Novel method of healing the fibre reinforced thermoplastic composite: a potential model for offshore applications.

Abstract

Continuous fibre reinforced thermoplastic composites are increasingly finding their use as engineering materials in many industries due to the excellent fire, smoke and toxicity performance. However, the composite component produced using automated continuous fibre reinforced thermoplastic tapes laying machine are susceptible to sudden failure emanating from microscale cracks. This study demonstrates the healing potential of a layered Glass Fibre Reinforced Polymer (GFRP) composite consisting of alternative layers of GFRP and a magnetic polyamide-6 (PA-6) nanocomposite (PNC) film.
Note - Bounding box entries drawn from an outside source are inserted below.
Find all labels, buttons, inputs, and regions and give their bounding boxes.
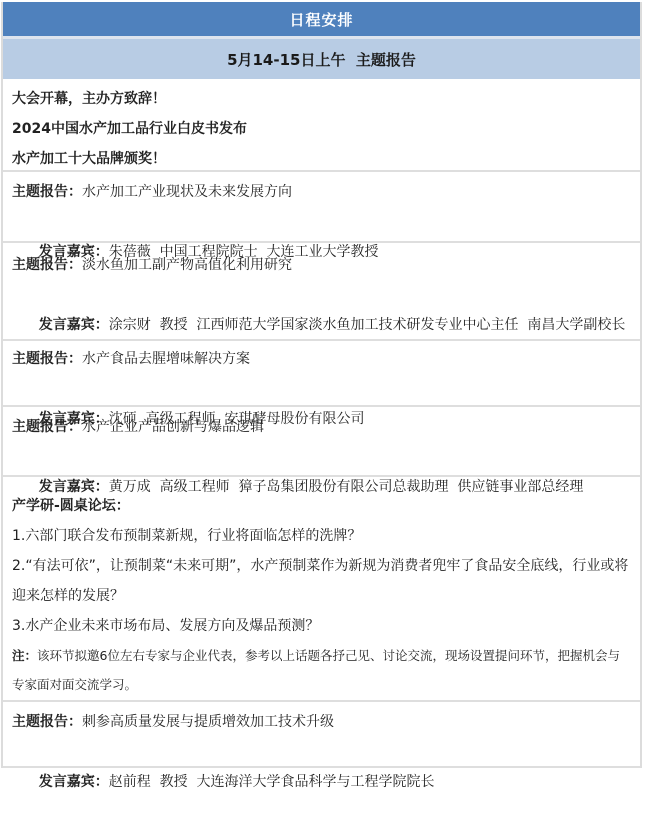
opening-row: 大会开幕，主办方致辞！ 2024中国水产加工品行业白皮书发布 水产加工十大品牌颁… (3, 79, 640, 172)
report-line: 主题报告：水产加工产业现状及未来发展方向 (12, 177, 632, 207)
report-line: 主题报告：水产食品去腥增味解决方案 (12, 344, 632, 374)
report-label: 主题报告： (12, 351, 82, 367)
forum-row: 产学研-圆桌论坛： 1.六部门联合发布预制菜新规，行业将面临怎样的洗牌？ 2.“… (3, 477, 640, 702)
report-title: 水产加工产业现状及未来发展方向 (82, 184, 292, 200)
schedule-table: 日程安排 5月14-15日上午 主题报告 大会开幕，主办方致辞！ 2024中国水… (1, 2, 642, 768)
report-label: 主题报告： (12, 184, 82, 200)
schedule-header: 日程安排 (3, 2, 640, 36)
speaker-label: 发言嘉宾： (39, 317, 109, 333)
forum-note: 注：该环节拟邀6位左右专家与企业代表，参考以上话题各抒己见、讨论交流，现场设置提… (12, 641, 632, 699)
forum-question: 3.水产企业未来市场布局、发展方向及爆品预测？ (12, 611, 632, 641)
speaker-line: 发言嘉宾：赵前程 教授 大连海洋大学食品科学与工程学院院长 (12, 737, 632, 771)
opening-line: 大会开幕，主办方致辞！ (12, 84, 632, 114)
opening-line: 2024中国水产加工品行业白皮书发布 (12, 114, 632, 144)
report-label: 主题报告： (12, 714, 82, 730)
speaker-info: 涂宗财 教授 江西师范大学国家淡水鱼加工技术研发专业中心主任 南昌大学副校长 (109, 317, 626, 333)
report-title: 水产企业产品创新与爆品逻辑 (82, 419, 264, 435)
opening-line: 水产加工十大品牌颁奖！ (12, 144, 632, 174)
session-date-header: 5月14-15日上午 主题报告 (3, 39, 640, 79)
schedule-title: 日程安排 (289, 9, 353, 30)
session-row: 主题报告：刺参高质量发展与提质增效加工技术升级 发言嘉宾：赵前程 教授 大连海洋… (3, 702, 640, 768)
session-row: 主题报告：水产食品去腥增味解决方案 发言嘉宾：沈硕 高级工程师 安琪酵母股份有限… (3, 341, 640, 407)
speaker-info: 黄万成 高级工程师 獐子岛集团股份有限公司总裁助理 供应链事业部总经理 (109, 479, 584, 495)
report-label: 主题报告： (12, 257, 82, 273)
forum-question: 2.“有法可依”，让预制菜“未来可期”，水产预制菜作为新规为消费者兜牢了食品安全… (12, 551, 632, 611)
report-line: 主题报告：刺参高质量发展与提质增效加工技术升级 (12, 707, 632, 737)
note-label: 注： (12, 648, 37, 663)
report-title: 水产食品去腥增味解决方案 (82, 351, 250, 367)
session-row: 主题报告：水产加工产业现状及未来发展方向 发言嘉宾：朱蓓薇 中国工程院院士 大连… (3, 172, 640, 243)
report-label: 主题报告： (12, 419, 82, 435)
note-text: 该环节拟邀6位左右专家与企业代表，参考以上话题各抒己见、讨论交流，现场设置提问环… (12, 648, 620, 692)
forum-question: 1.六部门联合发布预制菜新规，行业将面临怎样的洗牌？ (12, 521, 632, 551)
report-title: 淡水鱼加工副产物高值化利用研究 (82, 257, 292, 273)
session-date-title: 5月14-15日上午 主题报告 (227, 49, 416, 70)
report-title: 刺参高质量发展与提质增效加工技术升级 (82, 714, 334, 730)
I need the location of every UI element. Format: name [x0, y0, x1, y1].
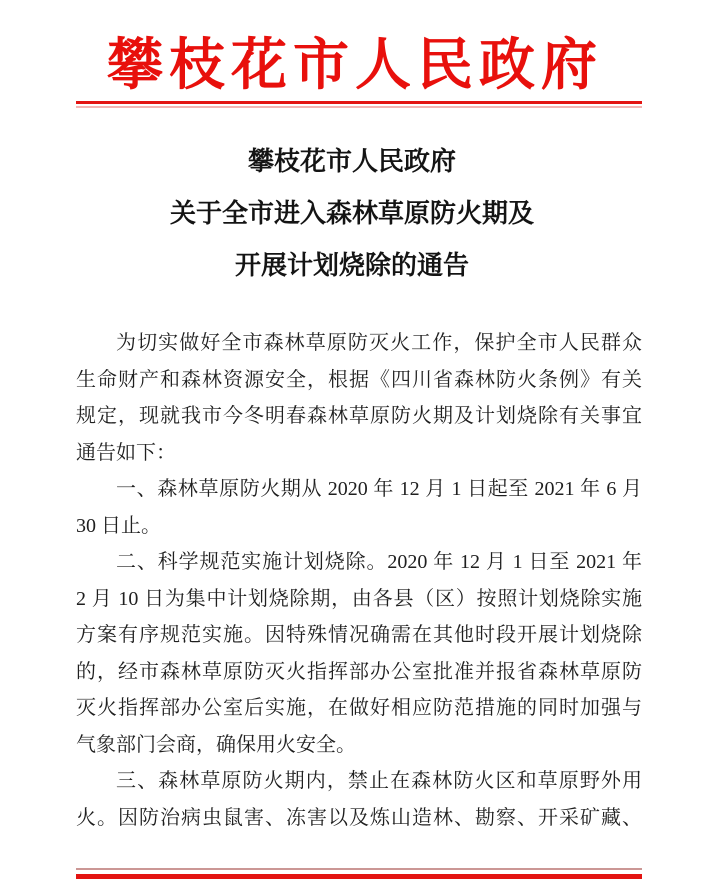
body-line: 的，经市森林草原防灭火指挥部办公室批准并报省森林草原防: [76, 654, 642, 691]
body-line: 一、森林草原防火期从 2020 年 12 月 1 日起至 2021 年 6 月: [76, 471, 642, 508]
body-line: 火。因防治病虫鼠害、冻害以及炼山造林、勘察、开采矿藏、: [76, 800, 642, 837]
rule-top-thick-line: [76, 101, 642, 104]
body-line: 灭火指挥部办公室后实施，在做好相应防范措施的同时加强与: [76, 690, 642, 727]
document-title-line: 开展计划烧除的通告: [0, 240, 704, 292]
document-title: 攀枝花市人民政府 关于全市进入森林草原防火期及 开展计划烧除的通告: [0, 136, 704, 292]
page-footer-rule: [76, 868, 642, 879]
document-title-line: 攀枝花市人民政府: [0, 136, 704, 188]
document-page: 攀枝花市人民政府 攀枝花市人民政府 关于全市进入森林草原防火期及 开展计划烧除的…: [0, 0, 704, 891]
body-line: 方案有序规范实施。因特殊情况确需在其他时段开展计划烧除: [76, 617, 642, 654]
body-line: 为切实做好全市森林草原防灭火工作，保护全市人民群众: [76, 325, 642, 362]
body-line: 气象部门会商，确保用火安全。: [76, 727, 642, 764]
body-line: 三、森林草原防火期内，禁止在森林防火区和草原野外用: [76, 763, 642, 800]
rule-top-thin-line: [76, 106, 642, 108]
body-line: 二、科学规范实施计划烧除。2020 年 12 月 1 日至 2021 年: [76, 544, 642, 581]
letterhead-separator-rule: [76, 101, 642, 108]
body-line: 通告如下：: [76, 435, 642, 472]
rule-bottom-thin-line: [76, 868, 642, 870]
body-line: 2 月 10 日为集中计划烧除期，由各县（区）按照计划烧除实施: [76, 581, 642, 618]
document-title-line: 关于全市进入森林草原防火期及: [0, 188, 704, 240]
document-body: 为切实做好全市森林草原防灭火工作，保护全市人民群众 生命财产和森林资源安全，根据…: [76, 325, 642, 836]
body-line: 30 日止。: [76, 508, 642, 545]
body-line: 生命财产和森林资源安全，根据《四川省森林防火条例》有关: [76, 362, 642, 399]
rule-bottom-thick-line: [76, 874, 642, 879]
letterhead-org-name: 攀枝花市人民政府: [0, 34, 704, 98]
body-line: 规定，现就我市今冬明春森林草原防火期及计划烧除有关事宜: [76, 398, 642, 435]
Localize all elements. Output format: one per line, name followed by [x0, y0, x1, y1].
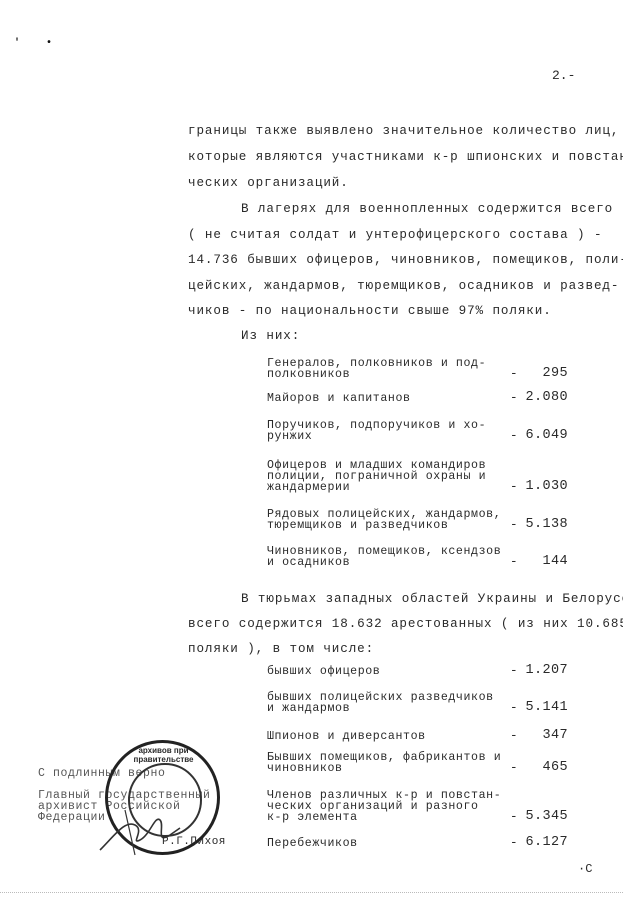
list-item-value: 6.049 [508, 428, 568, 443]
list-item-label: Генералов, полковников и под- полковнико… [267, 358, 486, 380]
list-item-value: 2.080 [508, 390, 568, 405]
list-item-value: 465 [508, 760, 568, 775]
list-item-value: 295 [508, 366, 568, 381]
list-item-value: 1.030 [508, 479, 568, 494]
list-item-label: Чиновников, помещиков, ксендзов и осадни… [267, 546, 501, 568]
document-page: ' • 2.- границы также выявлено значитель… [0, 0, 623, 899]
page-number: 2.- [552, 68, 575, 83]
list-item-label: Перебежчиков [267, 838, 358, 849]
list-item-value: 5.345 [508, 809, 568, 824]
text-line: В тюрьмах западных областей Украины и Бе… [241, 592, 623, 606]
list-item-label: бывших полицейских разведчиков и жандарм… [267, 692, 494, 714]
list-item-value: 347 [508, 728, 568, 743]
text-line: 14.736 бывших офицеров, чиновников, поме… [188, 253, 623, 267]
scan-edge [0, 892, 623, 895]
text-line: поляки ), в том числе: [188, 642, 374, 656]
text-line: ( не считая солдат и унтерофицерского со… [188, 228, 602, 242]
text-line: всего содержится 18.632 арестованных ( и… [188, 617, 623, 631]
text-line: цейских, жандармов, тюремщиков, осаднико… [188, 279, 619, 293]
list-item-label: Бывших помещиков, фабрикантов и чиновник… [267, 752, 501, 774]
text-line: которые являются участниками к-р шпионск… [188, 150, 623, 164]
list-item-value: 5.141 [508, 700, 568, 715]
list-item-value: 6.127 [508, 835, 568, 850]
corner-marks: ' • [14, 38, 62, 49]
footer-mark: ·С [578, 862, 592, 876]
list-item-label: бывших офицеров [267, 666, 380, 677]
text-line: границы также выявлено значительное коли… [188, 124, 619, 138]
of-them-heading: Из них: [241, 329, 300, 343]
list-item-value: 144 [508, 554, 568, 569]
list-item-label: Офицеров и младших командиров полиции, п… [267, 460, 486, 493]
text-line: В лагерях для военнопленных содержится в… [241, 202, 613, 216]
list-item-label: Поручиков, подпоручиков и хо- рунжих [267, 420, 486, 442]
signature-icon [95, 800, 185, 860]
signatory-name: Р.Г.Пихоя [162, 836, 226, 848]
list-item-label: Майоров и капитанов [267, 393, 411, 404]
list-item-label: Рядовых полицейских, жандармов, тюремщик… [267, 509, 501, 531]
list-item-label: Членов различных к-р и повстан- ческих о… [267, 790, 501, 823]
list-item-label: Шпионов и диверсантов [267, 731, 426, 742]
list-item-value: 5.138 [508, 517, 568, 532]
list-item-value: 1.207 [508, 663, 568, 678]
text-line: чиков - по национальности свыше 97% поля… [188, 304, 552, 318]
text-line: ческих организаций. [188, 176, 349, 190]
seal-text: архивов при правительстве [116, 746, 211, 764]
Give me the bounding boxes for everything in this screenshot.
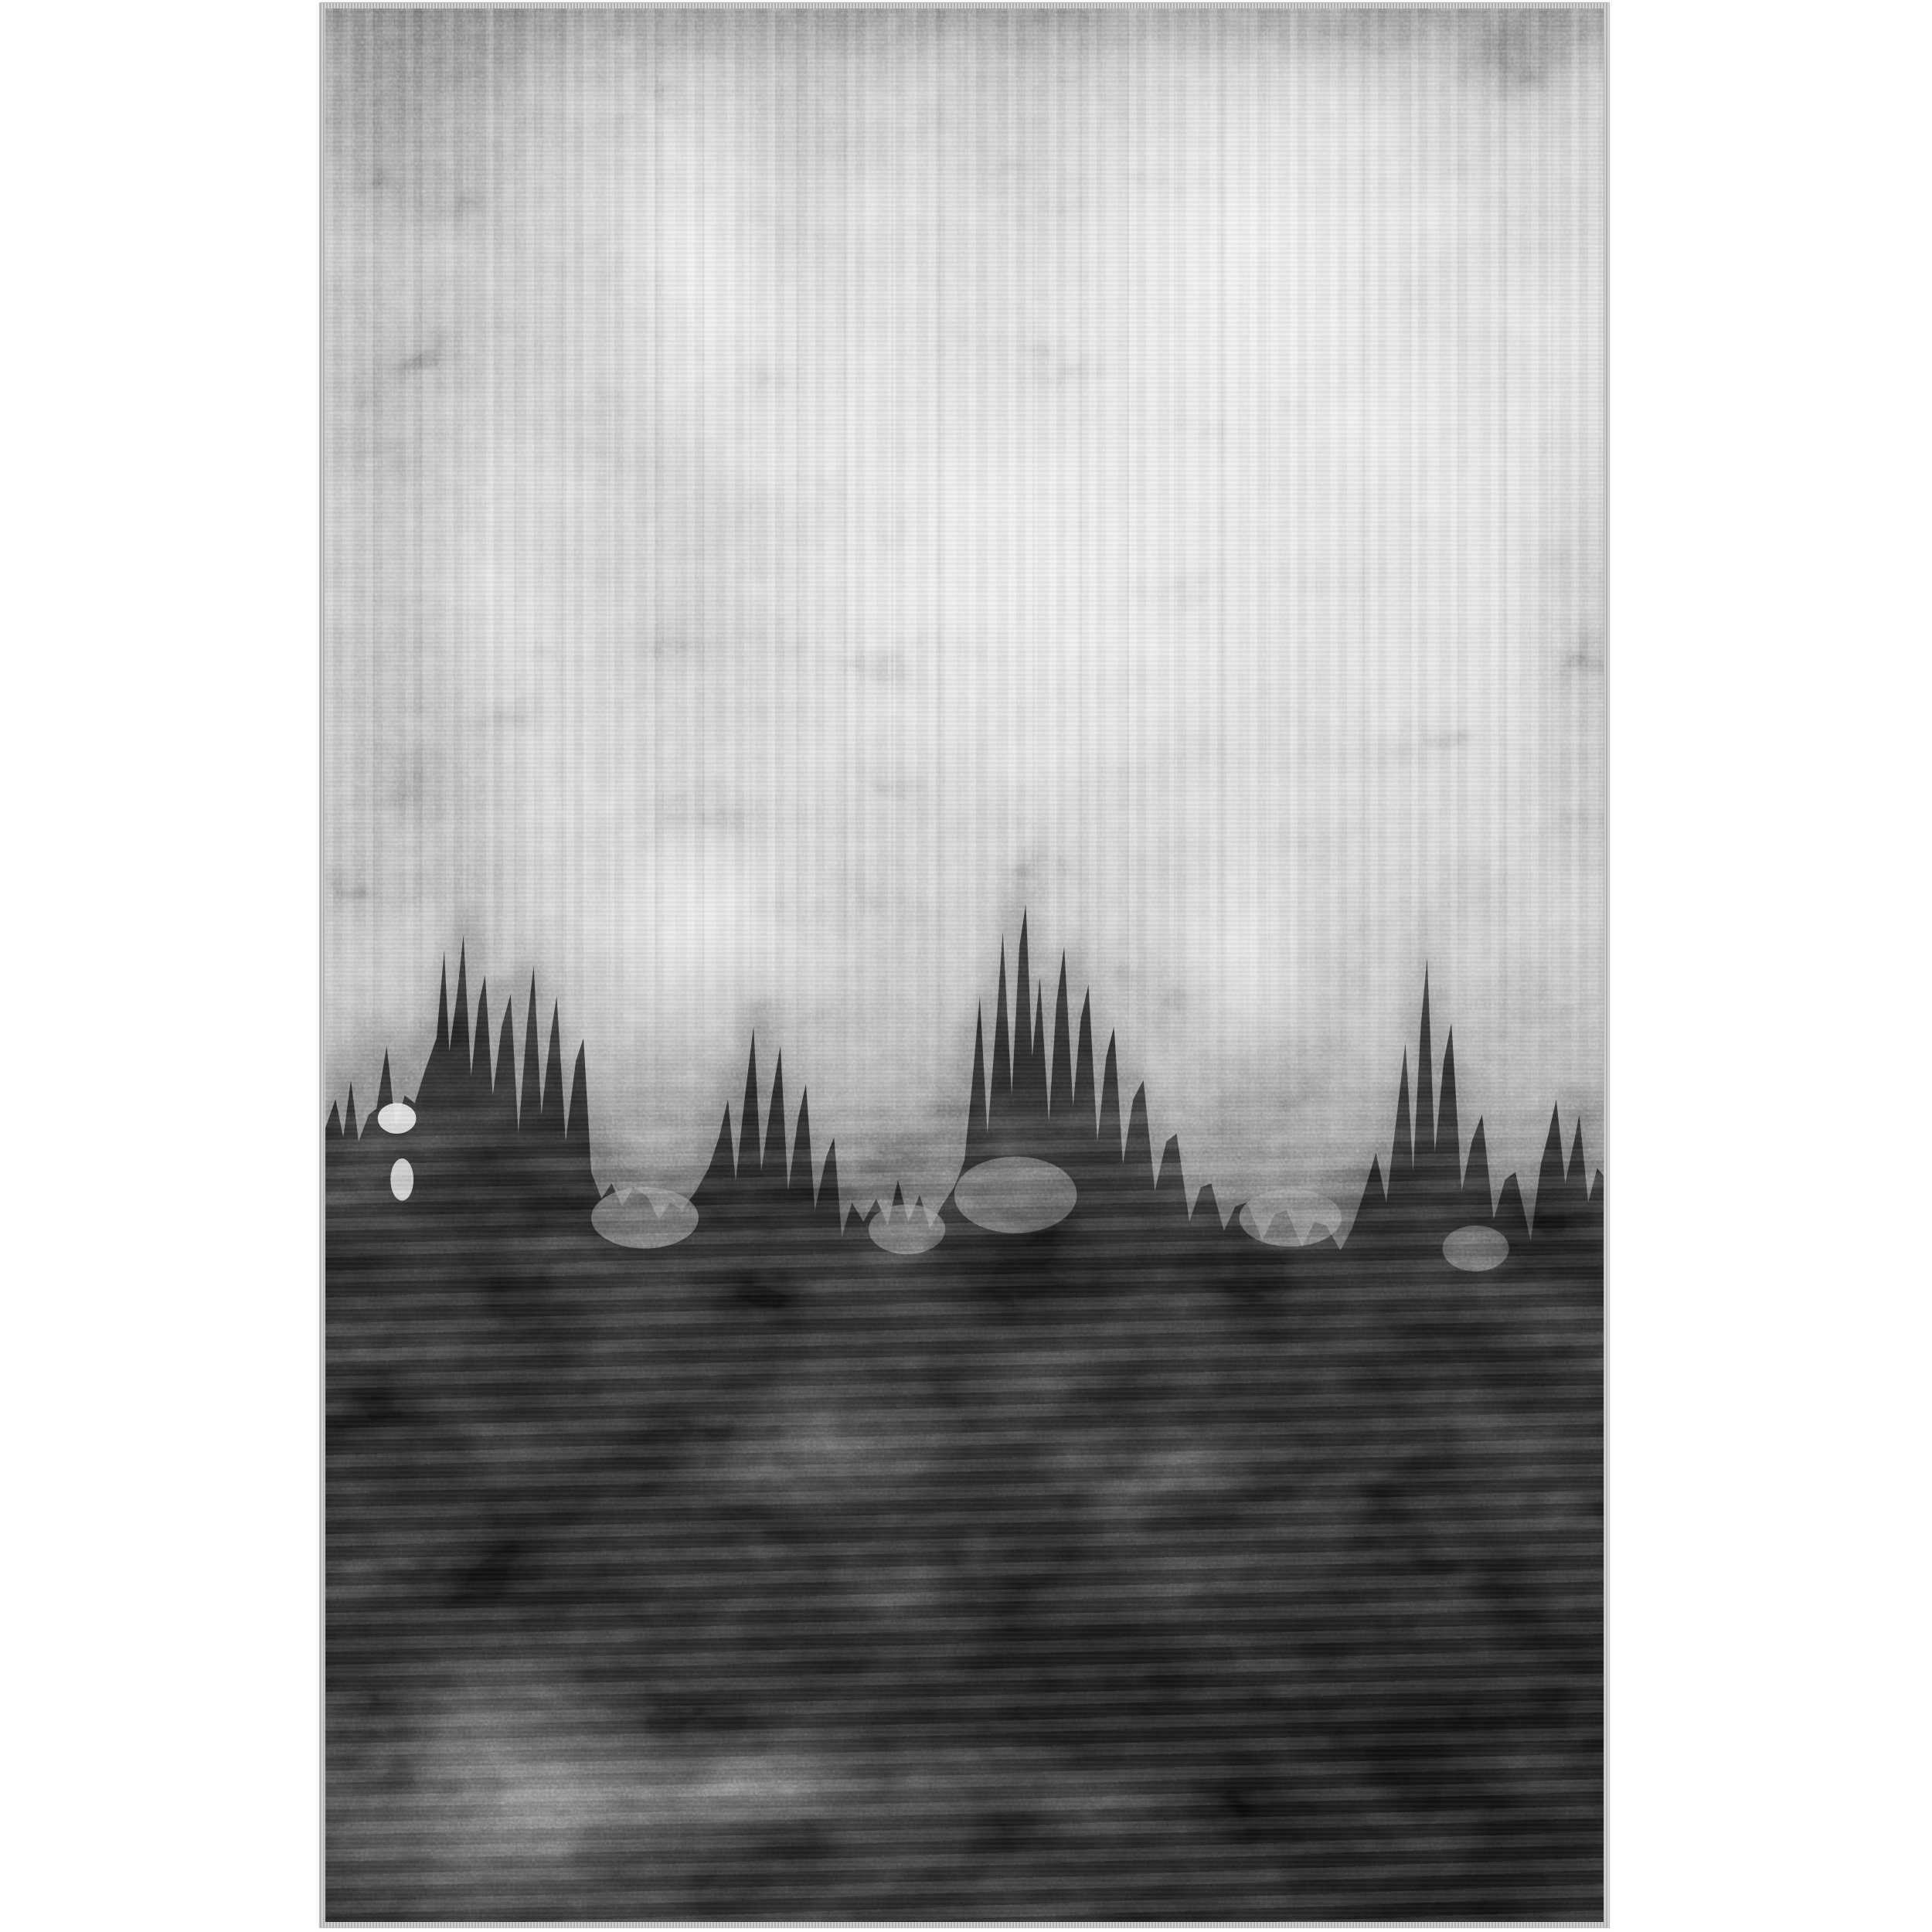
pile-row-texture [325,9,1604,1922]
product-photo [0,0,1932,1932]
rug [320,3,1609,1927]
rug-pile-texture [325,9,1604,1922]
The self-healing process is presented in three steps, viz. (i) polymer nanocomposite synthesis, (ii) preparation of the layered GFRP layered composite sample and (iii) self-healing and testing of GFRP layered composite sample. Firstly, the multilayer dog bone sample consisting of a magnetic polymer nanocomposite (PNC) film sandwiched between thermoplastic unidirectional GFRP tapes are prepared. Healing is triggered by exposing the damaged multilayer sample to microwave causing selective heating of nanocomposite film and its subsequent melting. The healing process completes when liquid polymer fills the micro-crack in the multilayer tape through capillary action and solidifies upon cooling. The healing yields 84% of the undamaged tensile strength recovery. Results demonstrate the potential application of an autonomous self-healing method for thermoplastic composite used in the offshore environment.